I am currently working on a problem on spheres, in which there is a function Q that is dependent on radius r and time t. I am interested in solving a PDE that gives a picture of evolution of Q over time. I was recommended to use Mathematica since its easier to plot it and so on. The equation is:
where k is a proportionality constant, c is a central value of the sphere, G is the gravitational constant and $\alpha$ depends on $\kappa$ and G. I chose to run with: $\kappa$ = 1; G = $6.67408*10^{-11}$; c = 20; $α = \sqrt{k/(2 \pi G)}$ = 48833.1
My initial code was:
pde = D[Q[r, t], {t, 2}] -
2*k*c*α*(((Cos[r/α])/(rα)) - ((Sin[
r/α]/r^2)))*D[Q[r, t], {r, 1}] -
2*k*c*α*((Sin[r/α]/r)*D[Q[r, t], {r, 2}]) + (2*k*
c*α*(((Cos[r/α])/(rα)) - ((Sin[r/α]/
r^2)))*D[
Q[r, t], {r, 1}])/((cα*(Sin[r/α]/r)) +
Q[r, t]) - 4*π*G*c*α*(Sin[r/α]/r)*Q[r, t] == 0
i1 := Q[0, t] == 2
i2 := Q[r, 0] == 1
sol = NDSolve[{pde, i1, i2}, Q[r, t], {r, 0, 5}, {t, 0, 10}]
with "test" initial conditions since it wasn't working.

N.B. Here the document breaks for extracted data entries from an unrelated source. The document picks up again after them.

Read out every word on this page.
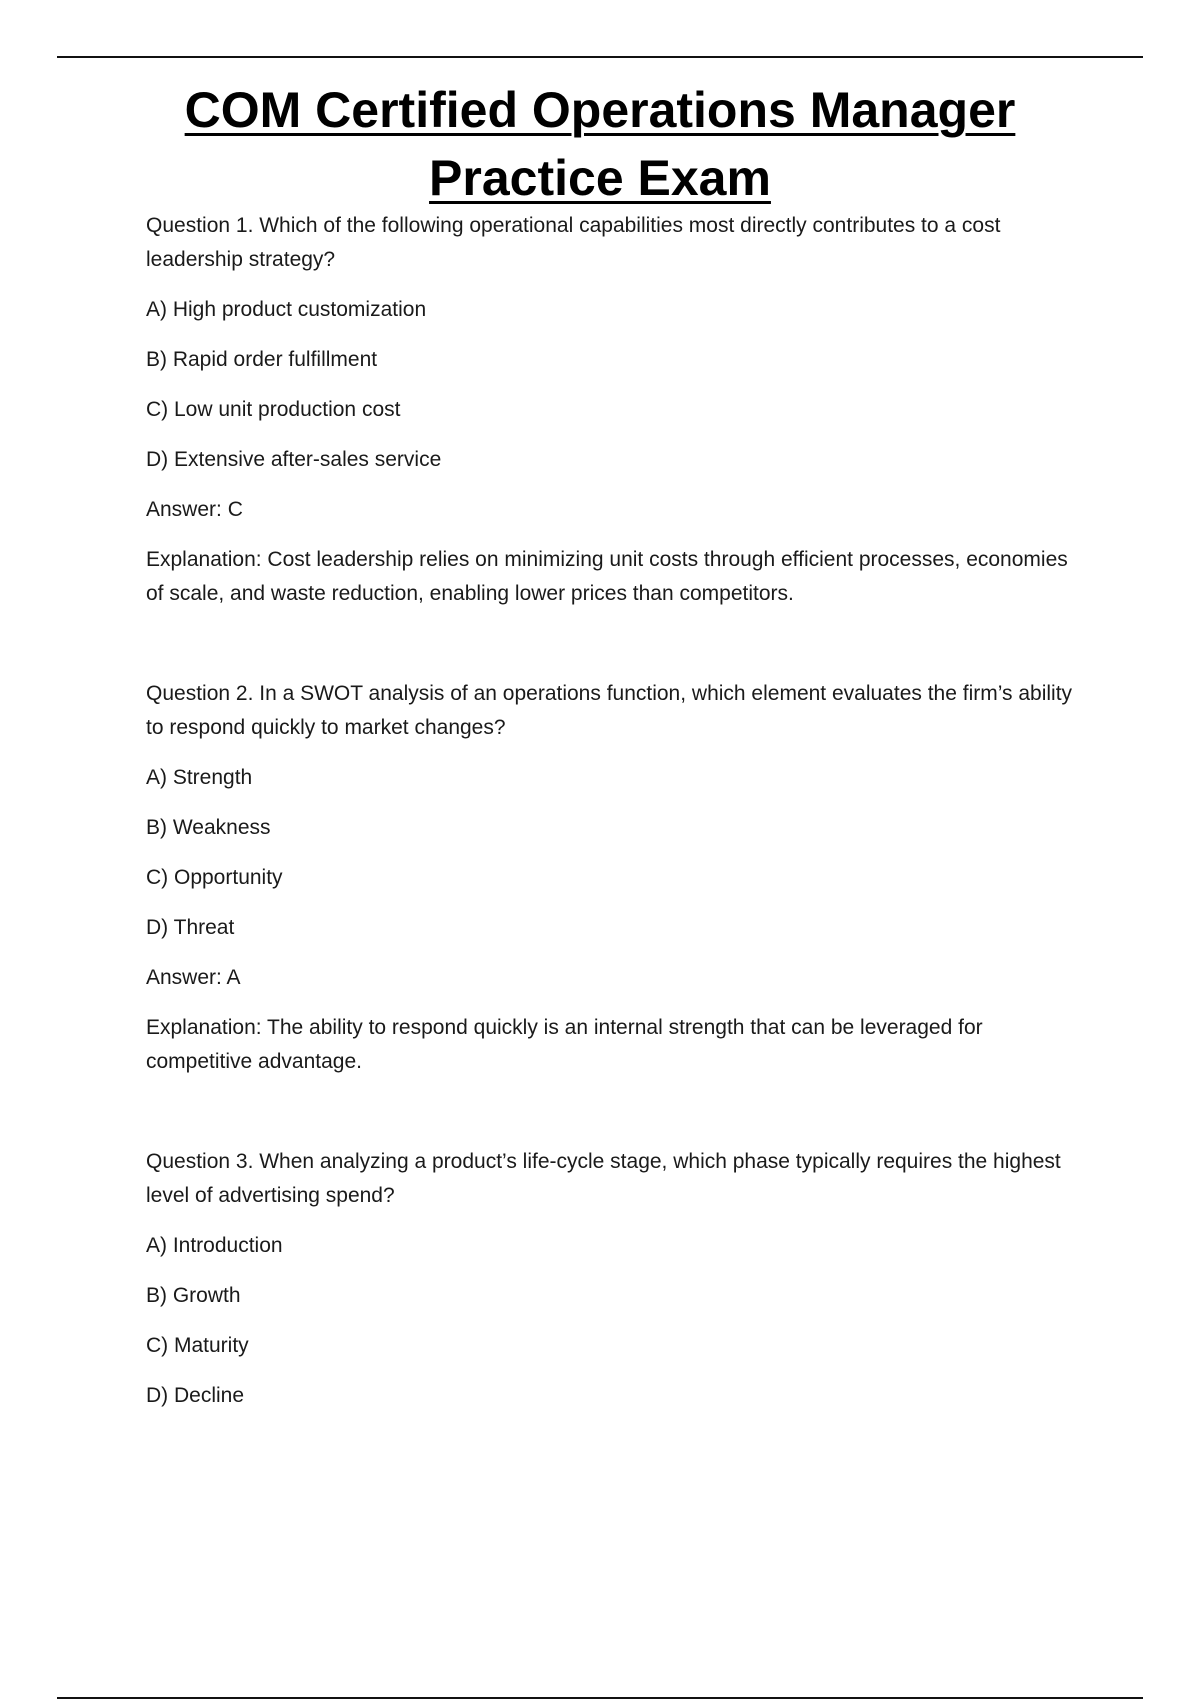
COM Certified Operations Manager
Practice Exam

Question 1. Which of the following operational capabilities most directly contributes to a cost leadership strategy?

A) High product customization

B) Rapid order fulfillment

C) Low unit production cost

D) Extensive after-sales service

Answer: C

Explanation: Cost leadership relies on minimizing unit costs through efficient processes, economies of scale, and waste reduction, enabling lower prices than competitors.

Question 2. In a SWOT analysis of an operations function, which element evaluates the firm’s ability to respond quickly to market changes?

A) Strength

B) Weakness

C) Opportunity

D) Threat

Answer: A

Explanation: The ability to respond quickly is an internal strength that can be leveraged for competitive advantage.

Question 3. When analyzing a product’s life-cycle stage, which phase typically requires the highest level of advertising spend?

A) Introduction

B) Growth

C) Maturity

D) Decline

After tackling a horde of errors I couldn't figure out where I was going wrong (I assume the problem is due to a variable coefficient) and so I tried simplifying it using variable separation [Q(r,t) = R(r)T(t)] which split it into two parts, the time component:
DSolve[(1/T[t]) D[T[t], {t, 2}] == -L^2, T[t], t]
which works, and the spatial component:
eqn = -2 k c α ((Cos[r/α]/α r) - (Sin[r/α]/r^2)) (1/R[r]) R'[r] -
2 k c α (Sin[r/α]/r) (1/R[r]) R''[r] +
2 k ((Cot[r/α]/α) - (1/r)) (1/R[r]) R'[r] -
4 π G c α (Sin[r/α]/r) == L^2
i3 = R[3] == 5
i4 = R[2] == 2
sol = NDSolve[{eqn, i3, i4}, R[r], r]
which gives an error. The initial conditions here too are guesses.
My questions are, where am I going wrong, and how would I go about plotting Q(r,t)?